The first full-colour images from the James Webb Space Telescope came out this week, and for once the thing dominating tech is genuinely worth the noise. The deep field is extraordinary, thousands of galaxies in a patch of sky you could blot out with a grain of sand at arm's length. But the picture I keep coming back to isn't the image. It's the project behind it.
Webb is the machine that was never going to ship. Years late, billions over budget, an unfolding mirror with hundreds of single points of failure that had to deploy perfectly, a million miles from anyone who could fix it. By every metric a software team would recognise, it was the project you'd have killed at the last review. And it worked, on the first try, exactly as designed.
I work in a world that has more or less decided the opposite is virtue. Ship small, ship often, fail fast, fix forward. And for what I do, that's right. If I deploy a bad config I roll it back in ninety seconds and almost nobody notices. The whole discipline is built around the cheapness of being wrong. Webb is the inverse: a system where being wrong once, at the wrong moment, ends everything, and there is no rollback because there's nobody out there with a spanner.

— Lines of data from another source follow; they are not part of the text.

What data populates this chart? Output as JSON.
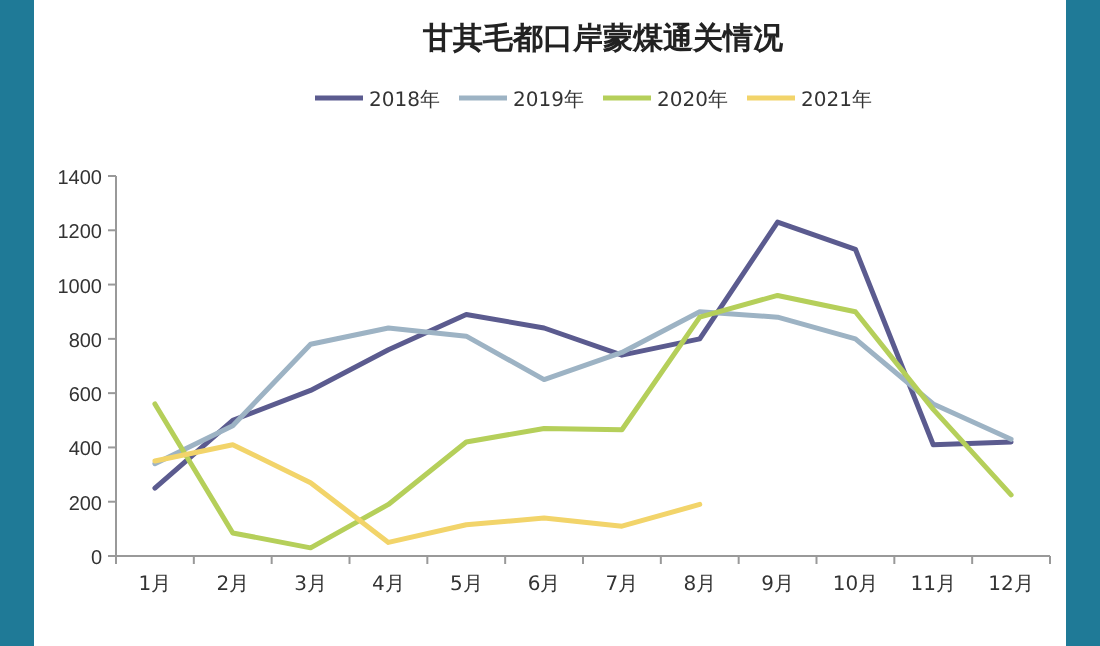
{
  "chart_data": {
    "type": "line",
    "title": "甘其毛都口岸蒙煤通关情况",
    "categories": [
      "1月",
      "2月",
      "3月",
      "4月",
      "5月",
      "6月",
      "7月",
      "8月",
      "9月",
      "10月",
      "11月",
      "12月"
    ],
    "series": [
      {
        "name": "2018年",
        "color": "#5b5b8f",
        "values": [
          250,
          500,
          610,
          760,
          890,
          840,
          740,
          800,
          1230,
          1130,
          410,
          420
        ]
      },
      {
        "name": "2019年",
        "color": "#9db3c4",
        "values": [
          340,
          480,
          780,
          840,
          810,
          650,
          750,
          900,
          880,
          800,
          560,
          430
        ]
      },
      {
        "name": "2020年",
        "color": "#b5cf5a",
        "values": [
          560,
          85,
          30,
          190,
          420,
          470,
          465,
          880,
          960,
          900,
          540,
          225
        ]
      },
      {
        "name": "2021年",
        "color": "#f2d46a",
        "values": [
          350,
          410,
          270,
          50,
          115,
          140,
          110,
          190,
          null,
          null,
          null,
          null
        ]
      }
    ],
    "ylim": [
      0,
      1400
    ],
    "yticks": [
      0,
      200,
      400,
      600,
      800,
      1000,
      1200,
      1400
    ],
    "grid": false,
    "legend": "top",
    "marker": "none",
    "line_style": "solid"
  }
}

You can't iterate your way to that. There's no canary deploy for a sunshield the size of a tennis court unfolding at L2. The only tool you have is to be right the first time, which means testing on the ground until you've exhausted your own paranoia, and then testing some more. The famous "344 single-point failures" line gets quoted as a horror story. Read it the other way: somebody enumerated all 344, and engineered each one until they slept at night. That's not recklessness, it's the most disciplined thing I've ever heard of.
What it reminds me, on a week when I've been moaning about a flaky test suite, is that "move fast and break things" is a strategy, not a law of nature. It's the correct strategy when breaking things is cheap and reversible. It's negligent when it isn't. The skill isn't picking one camp and sneering at the other, it's knowing which world you're standing in. A web service and a space telescope are not the same problem, and pretending the same dogma fits both is how you get outages on one end and, on the other, a very expensive paperweight a million miles away.
Most of us will never build the irreversible thing. But it's good, occasionally, to be reminded that it's possible, and that the people who do it aren't slow or timid. They're operating in a world where wrong is fatal, and they got it right anyway. The pictures are the reward. The engineering is the story.